As is the case with any investment offering, be wary of any promoter promising high returns. Excitement over cryptocurrencies has attracted the attention of fraudsters. Exercise a high degree of skepticism before participating in any ICO.
Tax Consequences
The Internal Revenue Service treats digital currencies, such as bitcoin, as property. Any gains or losses from the exchange of digital currencies for other property counts as capital gain or loss for tax purposes.
The IRS elaborated in Notice 2014-21: “A taxpayer generally realizes ordinary gain or loss on the sale or exchange of virtual currency that is not a capital asset in the hands of the taxpayer. Inventory and other property held mainly for sale to customers in a trade or business are examples of property that is not a capital asset.”
For those who mine digital currencies, the fair market value of the virtual currency as of the date of receipt counts as gross income. If the mining constitutes a trade or business, the net earnings are subject to the self-employment tax.

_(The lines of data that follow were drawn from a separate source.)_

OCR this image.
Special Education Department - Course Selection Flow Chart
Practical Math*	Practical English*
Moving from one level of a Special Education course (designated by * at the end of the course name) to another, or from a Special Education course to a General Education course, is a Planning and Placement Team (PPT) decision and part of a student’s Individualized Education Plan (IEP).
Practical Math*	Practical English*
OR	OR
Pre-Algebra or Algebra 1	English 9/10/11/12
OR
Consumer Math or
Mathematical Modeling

The Risks of Being an Early Investor
According to cryptocurrency website CoinSchedule, 210 ICOs were completed in 2017, raising a cumulative $3.88 billion. As of mid-March, 142 ICOs have been completed during the first quarter of 2018, raising a cumulative $4.68 billion. Among the largest were Filecoin—a storage network whose tokens it claims can be exchanged for other cryptocurrencies and the U.S. dollar—and Hdac, a forthcoming platform for “internet of things” contracts and machine-to-machine transactions.
During the dot-com bubble of the late 1990s, many new companies were formed to take advantage of the then-emerging World Wide Web and the popularity for it. Most of these companies no longer exist. Many have gone bankrupt or were acquired at valuations far below what they commanded during the bubble. Of the comparatively small group of survivors, some continue to trade at prices below their peak levels.
It’s worth noting that the largest current technology companies now either didn’t exist the during the dot-com bubble (e.g., Facebook and Netflix) or have significantly altered their business models since then (e.g., Amazon and Apple). Similar patterns have occurred with many other significant technological advances. For example, Motorola, Nokia and Research in Motion (Blackberry) were all dominant in the mobile phone field before Apple and Samsung emerged with more popular phones.